Com a nova redacção dada ao art. 102º do C. Com. pelo DL 32/03, os juros comerciais aplicam-se não só aos actos comerciais definidos no art. 2º desse Código como o apelante parece defender, mas também aos pagamentos por “transacções comerciais” no âmbito e nos termos definidos pelos art. 2º e 3º desse novo diploma que, transpondo a Directiva para a ordem interna, ampliou o anterior âmbito de aplicação dos juros comerciais. Não há manutenção do anterior âmbito, mas uma ampliação, como aliás o § 4º do relatório do DL o confirma. A inexistir tal ampliação, resultava inútil e injustificado o disposto no art. 4º, nº1, do DL, segundo o qual «os juros aplicáveis aos atrasos de pagamento das transacções previstas no presente diploma são os estabelecidos no Código Comercial».

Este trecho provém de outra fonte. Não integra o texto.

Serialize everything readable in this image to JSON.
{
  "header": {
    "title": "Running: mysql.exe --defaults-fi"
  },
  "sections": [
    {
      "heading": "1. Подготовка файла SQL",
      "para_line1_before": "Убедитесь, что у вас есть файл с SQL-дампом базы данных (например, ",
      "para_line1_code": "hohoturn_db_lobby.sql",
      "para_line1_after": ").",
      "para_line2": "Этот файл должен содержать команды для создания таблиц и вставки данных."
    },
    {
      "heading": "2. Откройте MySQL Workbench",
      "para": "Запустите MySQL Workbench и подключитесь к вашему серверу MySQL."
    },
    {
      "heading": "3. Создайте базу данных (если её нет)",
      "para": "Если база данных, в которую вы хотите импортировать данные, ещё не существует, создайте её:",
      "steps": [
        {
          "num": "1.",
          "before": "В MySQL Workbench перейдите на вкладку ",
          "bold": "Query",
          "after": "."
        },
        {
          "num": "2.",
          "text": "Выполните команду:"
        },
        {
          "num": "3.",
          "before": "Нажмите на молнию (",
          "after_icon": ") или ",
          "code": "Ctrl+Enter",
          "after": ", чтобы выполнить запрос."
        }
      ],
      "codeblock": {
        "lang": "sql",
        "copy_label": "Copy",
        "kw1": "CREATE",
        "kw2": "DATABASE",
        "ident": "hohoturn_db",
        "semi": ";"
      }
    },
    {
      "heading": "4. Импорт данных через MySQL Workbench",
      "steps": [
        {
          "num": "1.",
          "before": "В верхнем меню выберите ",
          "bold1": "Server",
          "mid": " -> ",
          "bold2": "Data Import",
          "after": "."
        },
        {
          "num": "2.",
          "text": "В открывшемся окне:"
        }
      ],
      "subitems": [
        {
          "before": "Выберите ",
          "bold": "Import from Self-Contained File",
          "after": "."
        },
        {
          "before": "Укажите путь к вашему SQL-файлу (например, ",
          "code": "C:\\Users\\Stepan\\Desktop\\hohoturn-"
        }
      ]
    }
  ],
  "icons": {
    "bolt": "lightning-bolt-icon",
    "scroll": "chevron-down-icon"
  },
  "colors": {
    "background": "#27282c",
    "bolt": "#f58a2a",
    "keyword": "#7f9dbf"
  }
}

B)- Convém que se tenham em atenção as circunstâncias (contexto externo) em que surgem a Directiva e o DL e qual a “ratio legis”. Sucintamente:
Em geral, mas sobretudo em economias débeis e fortemente dependentes como a portuguesa e onde predominam as PME, um dos sérios entraves à normal actividade económica das empresas reside nos atrasos dos pagamentos dos seus créditos. A proliferação desses atrasos em países como Portugal é uma pecha tradicional. Gera-se um efeito dominó ou de bola de neve: não solvidos os créditos, a empresa credora atrasa por sua vez os seus pagamentos e assim sucessivamente; aquela empresa, porventura já em dificuldades financeiras ou económicas, provoca por sua vez dificuldades nas outras empresas suas credoras. Causadoras desses atrasos não são porém apenas as empresas, pois é consabido que amiúde a própria Administração Pública, Central ou Local, enfim as entidades públicas em geral, são taxadas de más pagadoras, ou seja, pagam mas pagam “tarde e a más horas”, logo contribuindo para a dificuldade económica das empresas credoras.
Tais atrasos, quer imputáveis a empresas, quer imputáveis a entidades públicas, constituem—reconhece-o o legislador no relatório do DL—“uma das principais causas de insolvência dessas empresas”. Daí que o legislador tenha tentado atalhar o problema, através de medidas fortemente dissuasoras dos funestos atrasos e medidas compensatórias para os lesados, designadamente:
- sujeitando as transacções comerciais, que o DL define, a taxas de juros agravadas, sem prejuízo de indemnização complementar (art. 4º, nº1 e nº3, e 6º) ( Afigura-se-nos que para o DL transacções comerciais são contratos de fornecimento de mercadorias ou de prestação de serviços mediante remuneração, seja qual for a natureza, forma ou designação desses contratos, mas com restrição às espécies de sujeitos outorgantes, referidas no art. 3º al. a), e com as exclusões do nº2 do art. 2º). Evidentemente, os fornecimentos em geral podem ocorrer mediante vários tipos contratuais possíveis: compra e venda, leasing, etc (cf. Pedro R. Martinez, Dir. das Obrig.- Contratos…, 2003, p. 26, 49, 54, 62, 69, 335 e 336 e notas aí contidas). );
- englobando no âmbito subjectivo dessas transacções comerciais não só as empresas como também as entidades públicas (art. 3º al. a));
- definindo com rigor a verificação “automática” da mora (art. 4º nº2);
- estendendo a providência da injunção a qualquer montante da dívida (art. 7º do DL nº 269/98 na redacção dada pelo art. 8º do DL nº 32/03).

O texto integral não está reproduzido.